Corriere della Sera

Testimonia­nze

L’ex presidente del Consiglio regionale della Toscana interviene sul tema sollevato dal «Corriere» Bartali aiutò gli ebrei, ecco due prove tangibili

- Riccardo Nencini

Nell’amicizia con Gino Bartali mi è stato di aiuto il cognome: Nencini. Zio Gastone, il ciclista, ereditò i tifosi di Gino fin dal 1953, quando la carriera di Bartali finì e iniziò l’attività profession­istica di Gastone.

Gino era di casa, negli anni Novanta si strinse un bel rapporto tra noi, il nonno con il nipote. Non mi confessò mai quanto aveva fatto per mettere in salvo gli ebrei a partire dal 1944. Me ne parlò invece, subito dopo la morte del padre, il figlio Andrea. Con pudore e senza appendere striscioni alla finestra. Il babbo ha fatto quel che era giusto fare, mi disse. Odiava vantarsene.

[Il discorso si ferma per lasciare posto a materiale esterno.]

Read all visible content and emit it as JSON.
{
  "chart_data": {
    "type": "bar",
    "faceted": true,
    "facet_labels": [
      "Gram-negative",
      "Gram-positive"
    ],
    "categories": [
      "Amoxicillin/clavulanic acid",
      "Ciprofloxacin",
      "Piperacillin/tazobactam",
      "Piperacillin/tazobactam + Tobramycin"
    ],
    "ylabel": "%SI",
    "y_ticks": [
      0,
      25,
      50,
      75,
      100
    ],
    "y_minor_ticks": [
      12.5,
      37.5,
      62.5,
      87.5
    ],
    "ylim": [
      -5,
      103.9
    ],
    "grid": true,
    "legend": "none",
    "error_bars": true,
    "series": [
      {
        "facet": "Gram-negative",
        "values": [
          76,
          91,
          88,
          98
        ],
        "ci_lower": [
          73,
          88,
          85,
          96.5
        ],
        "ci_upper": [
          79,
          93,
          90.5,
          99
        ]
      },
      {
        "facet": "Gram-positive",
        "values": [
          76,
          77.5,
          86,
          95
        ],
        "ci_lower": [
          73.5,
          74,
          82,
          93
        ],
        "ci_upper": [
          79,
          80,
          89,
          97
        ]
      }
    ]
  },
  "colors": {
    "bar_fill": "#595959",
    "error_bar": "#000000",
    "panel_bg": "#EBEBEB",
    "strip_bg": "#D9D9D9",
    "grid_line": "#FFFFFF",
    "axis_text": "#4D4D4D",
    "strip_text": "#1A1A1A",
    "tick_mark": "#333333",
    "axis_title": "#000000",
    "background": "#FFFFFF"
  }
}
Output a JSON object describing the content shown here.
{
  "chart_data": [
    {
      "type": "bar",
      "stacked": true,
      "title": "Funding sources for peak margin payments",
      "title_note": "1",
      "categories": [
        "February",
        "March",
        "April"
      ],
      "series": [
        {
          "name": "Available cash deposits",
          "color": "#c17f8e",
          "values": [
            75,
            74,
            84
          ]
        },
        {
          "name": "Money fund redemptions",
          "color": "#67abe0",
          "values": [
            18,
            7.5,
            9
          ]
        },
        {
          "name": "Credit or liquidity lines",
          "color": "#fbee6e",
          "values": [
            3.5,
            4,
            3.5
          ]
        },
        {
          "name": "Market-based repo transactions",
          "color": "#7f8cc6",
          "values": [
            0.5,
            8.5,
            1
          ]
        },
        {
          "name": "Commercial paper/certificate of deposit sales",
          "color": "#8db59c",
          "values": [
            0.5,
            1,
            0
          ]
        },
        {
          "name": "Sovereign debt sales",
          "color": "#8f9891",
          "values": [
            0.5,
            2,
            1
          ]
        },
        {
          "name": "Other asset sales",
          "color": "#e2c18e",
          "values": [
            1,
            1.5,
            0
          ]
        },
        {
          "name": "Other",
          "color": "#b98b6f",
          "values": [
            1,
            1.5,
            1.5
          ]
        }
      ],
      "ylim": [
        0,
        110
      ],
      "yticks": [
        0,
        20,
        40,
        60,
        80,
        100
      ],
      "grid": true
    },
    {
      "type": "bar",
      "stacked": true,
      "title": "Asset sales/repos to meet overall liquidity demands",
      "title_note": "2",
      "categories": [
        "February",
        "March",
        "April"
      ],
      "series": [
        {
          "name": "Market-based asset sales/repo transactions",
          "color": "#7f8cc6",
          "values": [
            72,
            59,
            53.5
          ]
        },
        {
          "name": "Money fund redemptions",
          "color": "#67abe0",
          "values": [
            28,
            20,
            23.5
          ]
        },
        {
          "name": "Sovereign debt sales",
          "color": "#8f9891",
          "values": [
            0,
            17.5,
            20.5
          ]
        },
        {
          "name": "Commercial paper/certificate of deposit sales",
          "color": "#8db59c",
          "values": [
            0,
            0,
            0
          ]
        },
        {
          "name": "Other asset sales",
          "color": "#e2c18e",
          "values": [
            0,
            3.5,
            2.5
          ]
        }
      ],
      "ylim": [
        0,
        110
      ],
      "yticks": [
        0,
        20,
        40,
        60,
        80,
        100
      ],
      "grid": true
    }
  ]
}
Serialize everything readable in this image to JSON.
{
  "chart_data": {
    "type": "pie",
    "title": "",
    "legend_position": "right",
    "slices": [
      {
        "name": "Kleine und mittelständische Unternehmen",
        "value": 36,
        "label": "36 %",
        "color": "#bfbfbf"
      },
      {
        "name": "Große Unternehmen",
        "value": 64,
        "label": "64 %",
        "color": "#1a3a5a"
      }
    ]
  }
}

Inutile girarci intorno: la cosa destò attenzione, curiosità. Ero stato da poco eletto presidente del Consiglio regionale della Toscana, stavamo lavorando a un progetto sull’identità della regione e quella storia andava approfondi­ta. Siamo all’inizio degli anni Duemila, il 2002, forse il 2003. Con un giornalist­a de «La Nazione», Maurizio Naldini, che aveva affrontato la questione con monsignor Villani, il prelato fiorentino deputato a occuparsi della beatificaz­ione del cardinale Elia Dalla Costa, andammo ad Assisi e al Convento di San Quirico trovammo la conferma di quanto Andrea Bartali mi aveva confidato. La madre superiora ricordava ancora quanto la badessa del monastero negli anni della guerra aveva trasmesso perché la memoria si mantenesse viva. Un uomo in pantalonci­ni corti, le gambe abbronzate da ciclista, che di tanto in tanto frequentav­a il convento. Le suore lo vedevano da una finestra a taglio che aprivano quando offrivano un piatto di minestra ai poveri. Eccolo là, Gino Bartali.

C’è dell’altro. Non appena la notizia fu di dominio pubblico — ne parlarono un paio di quotidiani — mi chiese un appuntamen­to un signore dello studio Ventura, un avvocato. Fu lui a mostrarmi un documento d’identità — non ricordo se fosse stato della madre o di altra parente — che proprio Gino Bartali aveva riportato da Assisi debitament­e contraffat­to. I Ventura sono ebrei. Grazie a quel documento si salvarono.

Due prove tangibili, dunque, toccate con mano assieme alla testimonia­nza del figlio Andrea. Troppo poco?